Understanding Water Quality
Important information that everyone should know about water quality and its relation to human health.
The following sources and reports contain alarming information about water quality and potential risks related to tap water and bottled water. This source information is made available as a public service by non-profit health organizations whose only goal is to raise awareness and protect public health. We feel that these sources and reports are the most credible and factual third-party information available on this subject and highly recommend that people educate themselves on these issues.
The Breast Cancer Fund
State of the Evidence 2008: The Connection Between Breast Cancer and the Environment
On October 1, 1999, a new federal law went into effect that requires water utilities to send each customer a detailed report showing what is in their water, appropriately called “The Right To Know Amendment.” The most important thing to remember is that no matter how insistent these reports are that “contaminants in your water do not necessarily pose a health risk,” any level of contamination in our drinking water does in fact represent a danger to our health. Of the over 75,000 toxic chemicals used in our society, the EPA has only set standards (MCLs) for about 90, and those 90 Maximum Contaminant Levels are not necessarily set on “health effects.” The EPA considers limited health studies based on consumption of one certain chemical by a 175 lb. adult when setting these standards. No consideration is given to the effects on small children or the combined effects of two or more contaminants, which some studies show are magnified by as much as 1000 times. Water utilities are only required to test for the 90 contaminants that the EPA has set standards for.
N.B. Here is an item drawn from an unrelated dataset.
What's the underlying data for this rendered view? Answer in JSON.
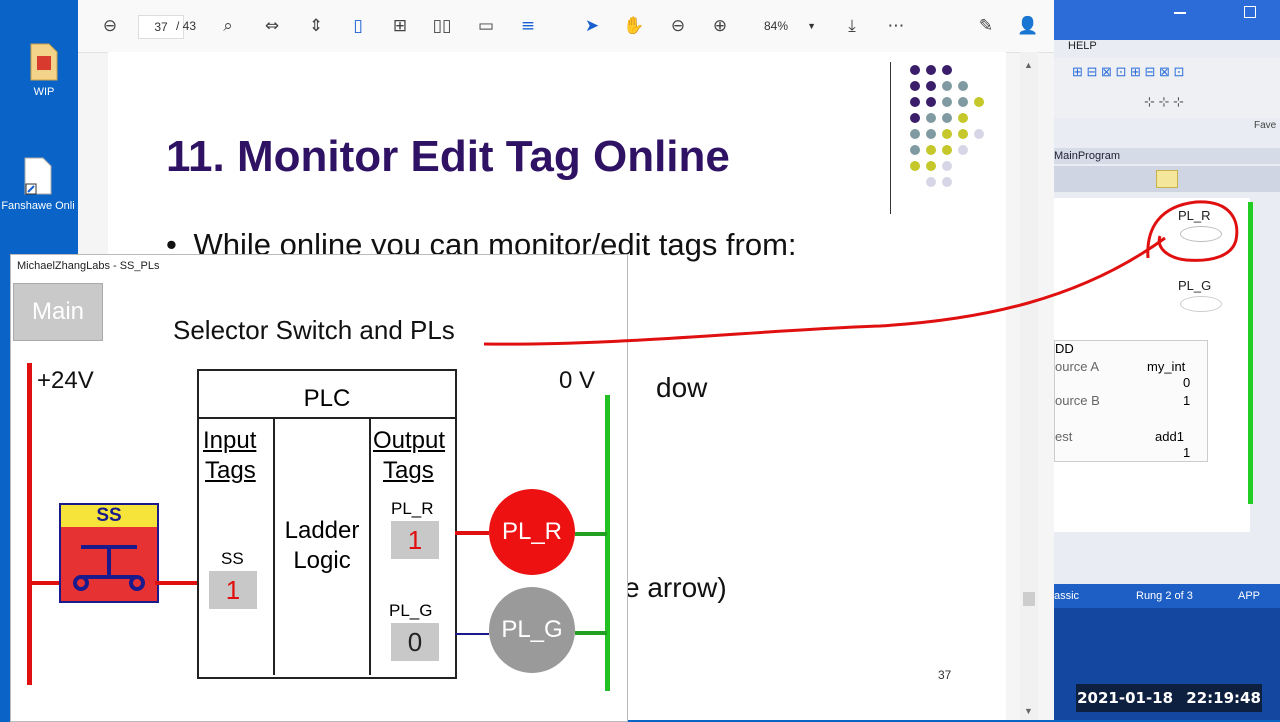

Nobody knows how many toxic chemicals may actually be in tap water. According to the Ralph Nader Research Group, after reviewing thousands of pages of EPA documents acquired through the Freedom of Information Act, more than 2100 toxic chemicals have already been detected in U.S. water supplies. Virtually all public water systems have some level of contamination. The water utilities are usually quick to point out that the chemicals found in their water are “below EPA’s Maximum Levels” and in most cases they are. The fact is that even the smallest trace of a toxic chemical causes damage and science is just now starting to realize to what extent. In a recent report from the National Cancer Institute to the Surgeon General it was stated that “No level of exposure to a chemical carcinogen should be considered toxicologically insignificant to humans.”
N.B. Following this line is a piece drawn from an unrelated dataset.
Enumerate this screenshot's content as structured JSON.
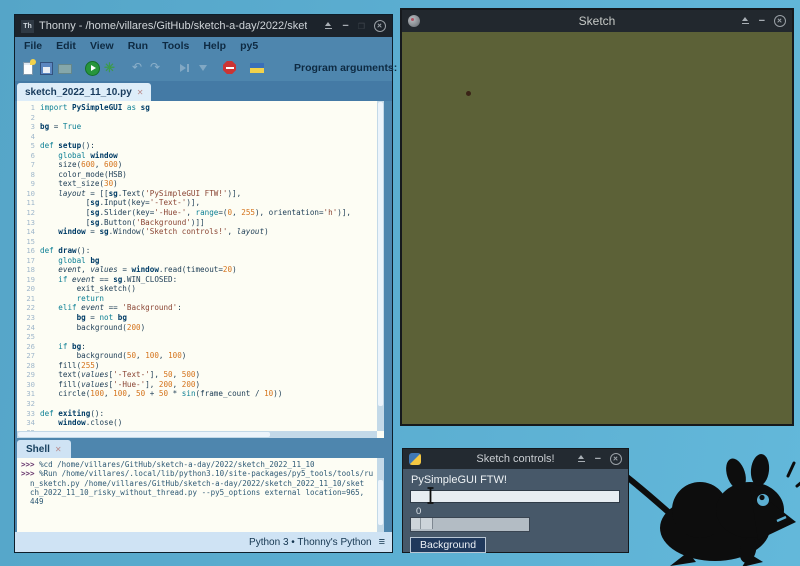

It is recommended that you print this page and use it as a guide in interpreting your “Annual Water Quality Report.”
MCL: (Maximum Contaminant Level) This is the level at which the EPA requires corrective action and can impose penalties.
MCLG: (Maximum Contaminant Level Goal) This is the level at which the EPA has determined that unacceptable health risks may occur. Notice that the MCLG is always at or below the MCL – the law allows some unhealthy levels of contaminants. A “Superior” water system only means that it complies with EPA minimum water quality standards, not that it doesn’t contain unhealthy levels of contaminants.
ppb: (part per billion) The unit of measure used for many water-borne synthetic chemicals.
ppm: (part per million) The unit of measure used for chlorine in tap water.
mg/L: (milligram per Liter) A unit of measure used for contaminants in water.
Most Common Things To Look For: Lead, VOCs (volatile organic chemicals), Organic Contaminants, and Disinfection By-Products (THMs, Trihalomethanes), are the most noticeable problems on these reports. Often these toxic chemicals exceed the MCLGs or healthful threshold. Also these thresholds are relevant only to the one contaminant; if more than one is present the thresholds for heath risks drops considerably.